People who take their dinner hosting seriously might be aware of tools such as some restaurant online ordering software to have on stand-by, in case things don’t quite go according to plan in the kitchen. Either way, your guests might want in on some of your secrets for whipping the food you do.
For dinner guests that have not picked up a knife for years and might need some gentle guidance or a nudge, I suggest something in the first category. When you get to your book store, look first for cookbooks of light fare and desserts, as well as the occasional handful of elaborate dishes. Here are five of my favourites that would be great gifts for friends who know their way around the kitchen but haven’t tried much beyond boxed wine.
The Egg and I (Gibbs Smith, $49)
My wife and I used to own an egg ranch. After seven years, a local poultry farmer who was having financial troubles needed a buyer, so we took over. In a previous column, I described our previous owner’s preparation of the perfect scrambled eggs, and this book is filled with recipes for eggs, plus those made from a plethora of sources, like devilled eggs or cheesecake.
A More Perfect Union (University of North Carolina Press, $34)
Written by cookbook author Deb Perelman, this cookbook is filled with many recipes made with items most people have in their pantry, like poppy-seed dressing, yogurt, and pickles.

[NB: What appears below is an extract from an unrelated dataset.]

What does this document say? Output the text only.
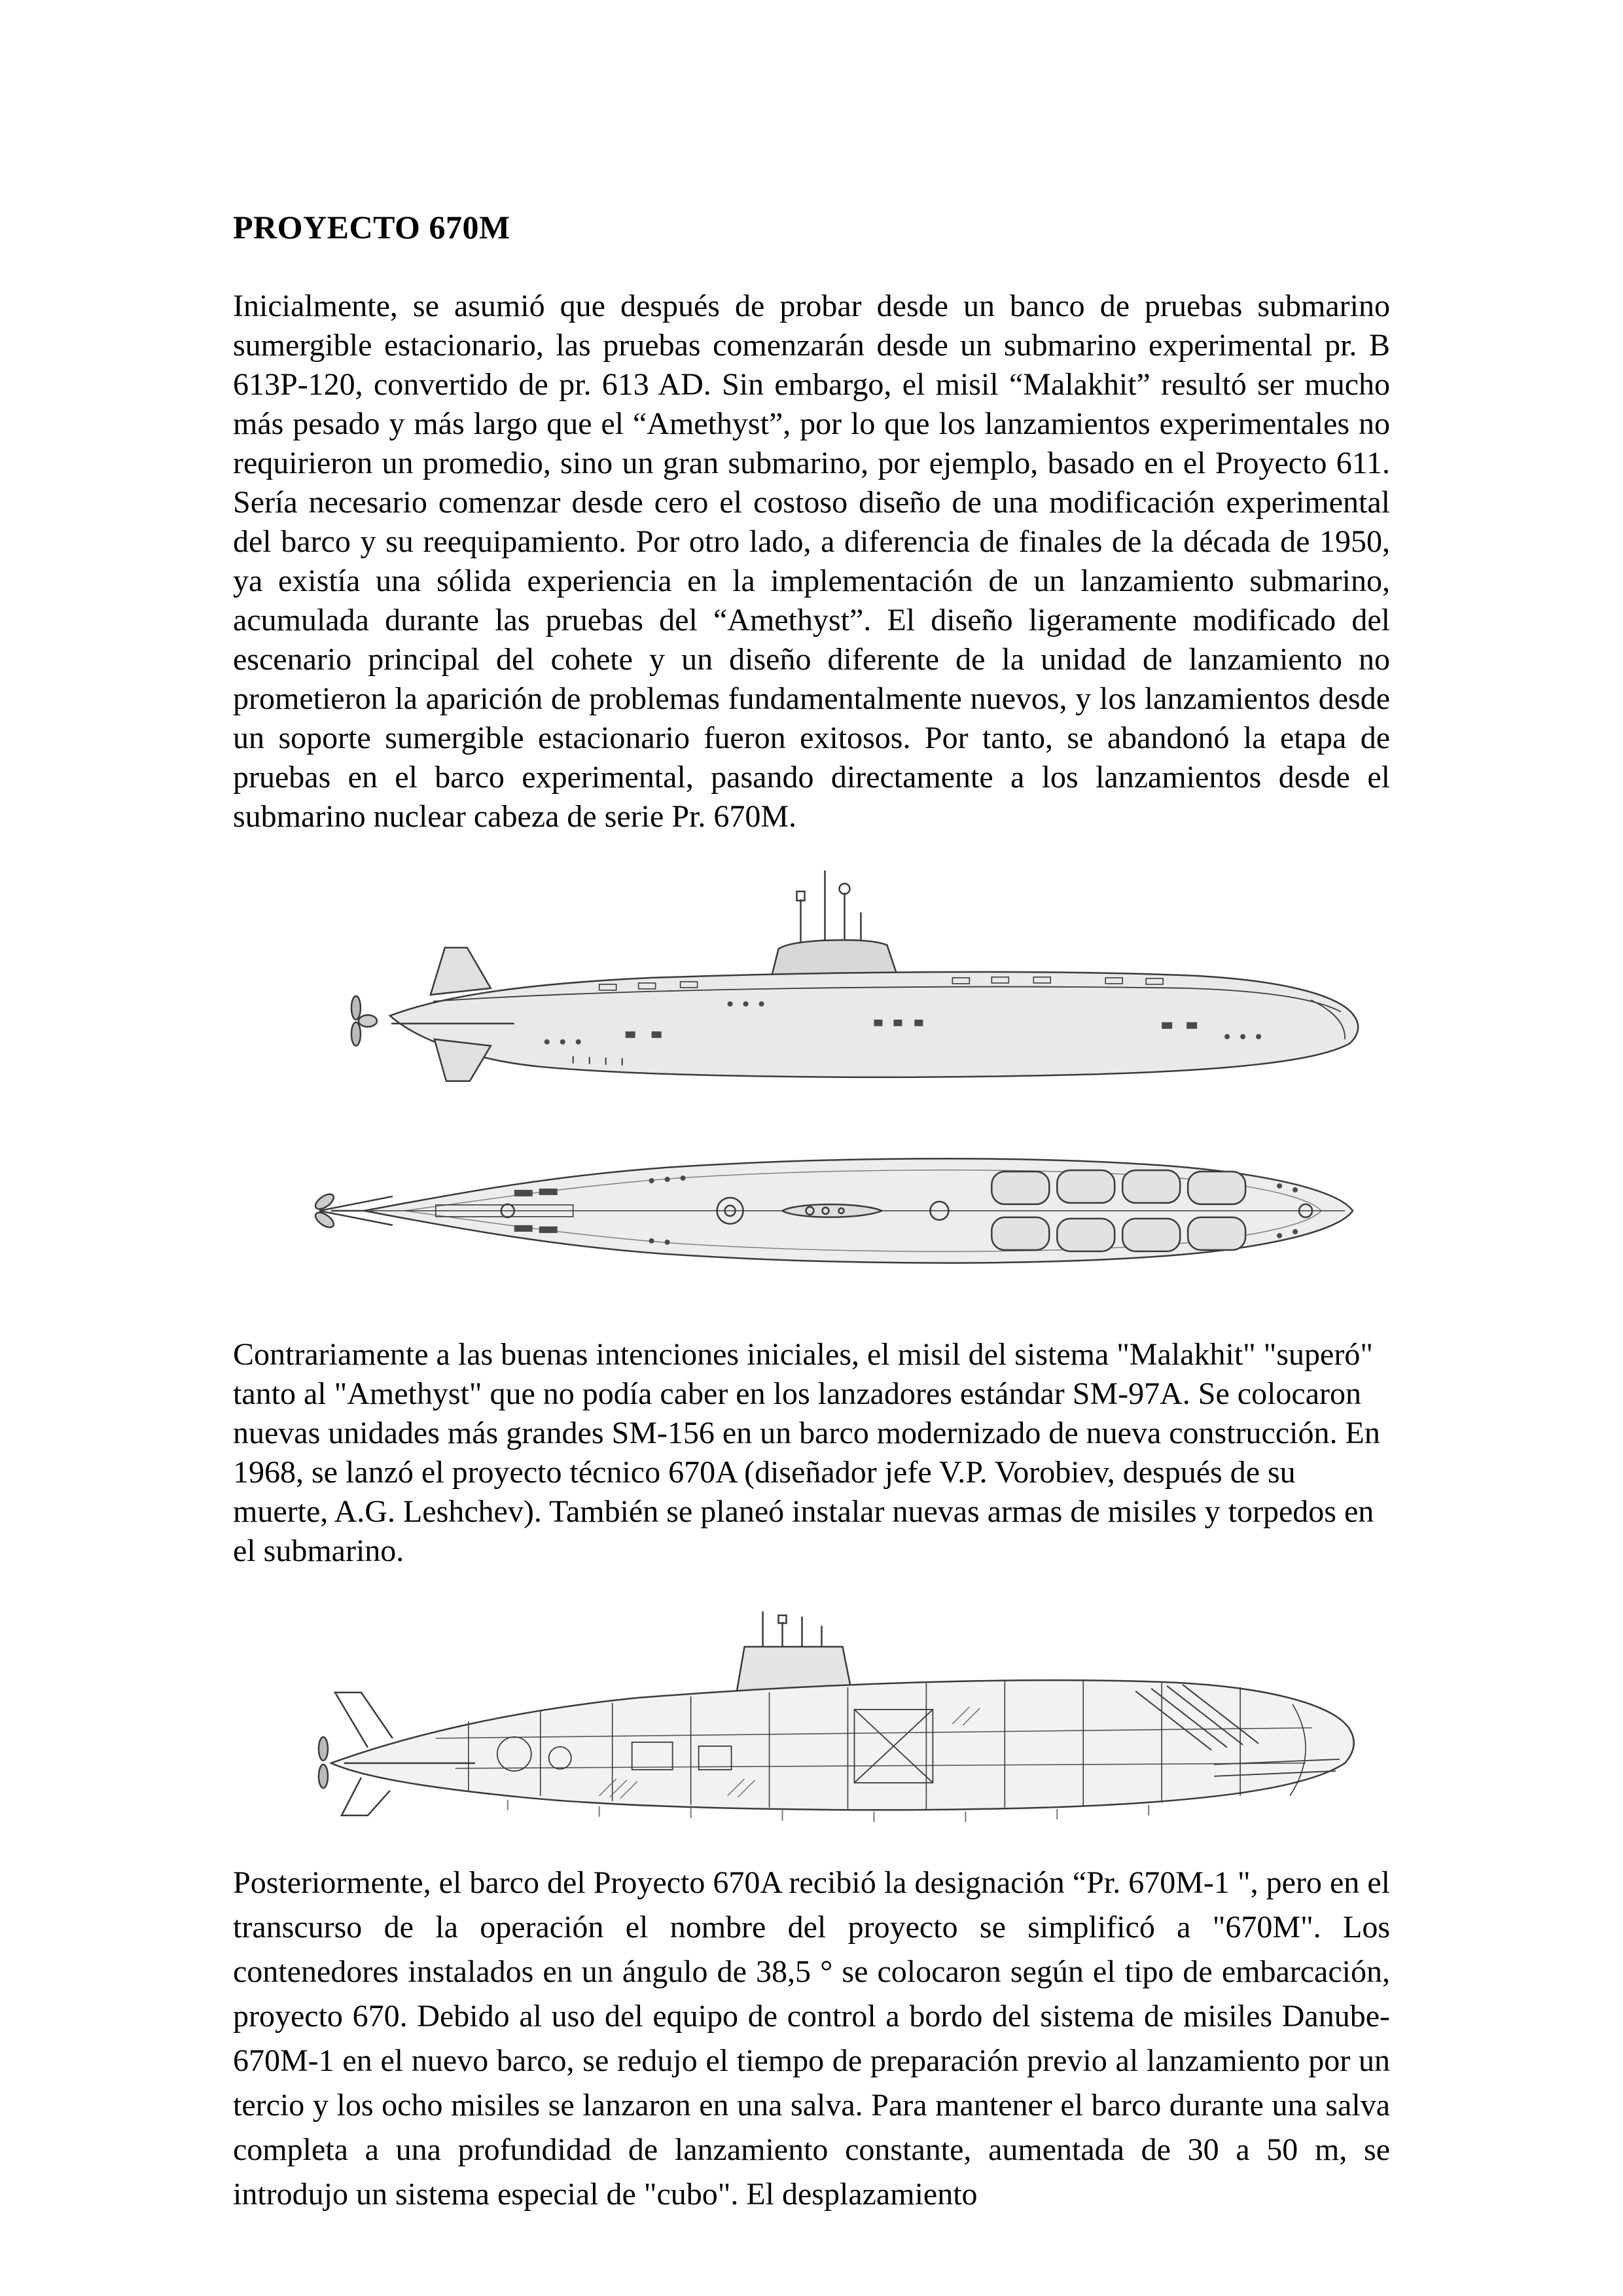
PROYECTO 670M

Inicialmente, se asumió que después de probar desde un banco de pruebas submarino sumergible estacionario, las pruebas comenzarán desde un submarino experimental pr. B 613P-120, convertido de pr. 613 AD. Sin embargo, el misil “Malakhit” resultó ser mucho más pesado y más largo que el “Amethyst”, por lo que los lanzamientos experimentales no requirieron un promedio, sino un gran submarino, por ejemplo, basado en el Proyecto 611. Sería necesario comenzar desde cero el costoso diseño de una modificación experimental del barco y su reequipamiento. Por otro lado, a diferencia de finales de la década de 1950, ya existía una sólida experiencia en la implementación de un lanzamiento submarino, acumulada durante las pruebas del “Amethyst”. El diseño ligeramente modificado del escenario principal del cohete y un diseño diferente de la unidad de lanzamiento no prometieron la aparición de problemas fundamentalmente nuevos, y los lanzamientos desde un soporte sumergible estacionario fueron exitosos. Por tanto, se abandonó la etapa de pruebas en el barco experimental, pasando directamente a los lanzamientos desde el submarino nuclear cabeza de serie Pr. 670M.

Contrariamente a las buenas intenciones iniciales, el misil del sistema "Malakhit" "superó" tanto al "Amethyst" que no podía caber en los lanzadores estándar SM-97A. Se colocaron nuevas unidades más grandes SM-156 en un barco modernizado de nueva construcción. En 1968, se lanzó el proyecto técnico 670A (diseñador jefe V.P. Vorobiev, después de su muerte, A.G. Leshchev). También se planeó instalar nuevas armas de misiles y torpedos en el submarino.

Posteriormente, el barco del Proyecto 670A recibió la designación “Pr. 670M-1 ", pero en el transcurso de la operación el nombre del proyecto se simplificó a "670M". Los contenedores instalados en un ángulo de 38,5 ° se colocaron según el tipo de embarcación, proyecto 670. Debido al uso del equipo de control a bordo del sistema de misiles Danube-670M-1 en el nuevo barco, se redujo el tiempo de preparación previo al lanzamiento por un tercio y los ocho misiles se lanzaron en una salva. Para mantener el barco durante una salva completa a una profundidad de lanzamiento constante, aumentada de 30 a 50 m, se introdujo un sistema especial de "cubo". El desplazamiento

While the recipes may sound simple, Perelman insists on careful preparation, and I suspect this book is the antidote to those rushed, uninspired meals where you have a massive buffet, but no guests. Perelman’s flair and knowledge comes through and makes your whole meal shine.
Larousse Gastronomique (Rizzoli New York, $85)
Rising star chef Daniel Boulud published this book about classic French recipes. Instead of describing ingredients as “to taste,” Boulud instructs his readers to read what it says in the recipe and to also note in the margins how much of the ingredients you used. This book is not for cooks who really know their way around the kitchen but want to spend a little time reading recipes and taking notes about when to stir and how much of something to add to what. The portion size was also off, but this is a tiny book, and could easily be corrected in a later printing.
The Seattle Vegetarian (Ten Speed Press, $17.99)
This is the first vegetarian cookbook I’ve ever owned, and I’m really excited about it. The idea is to cut out as many animal products as possible while still consuming a wide range of produce, grains, and proteins. The recipes are low in meat and star a range of ingredients, including whole grains and beans, just to name a few. The book is filled with clever ideas, like fermented soybeans in a frittata or shiitake mushrooms in a soup. I’ll let you know how the recipes work out, but if you are vegan or vegetarian, I recommend this book, as it is clearly a work of love.
The Noma Guide to Fermentation (Ten Speed Press, $49.99)
Most of the stories you hear about Danish chef René Redzepi are about his two highly praised restaurants, Noma and Tårnby Kro in Copenhagen. And Noma has certainly built a culinary empire of its own. But at a recent trip to Denmark, I had the chance to tour the Noma farm to table brewery, and I was blown away by the efforts of this team.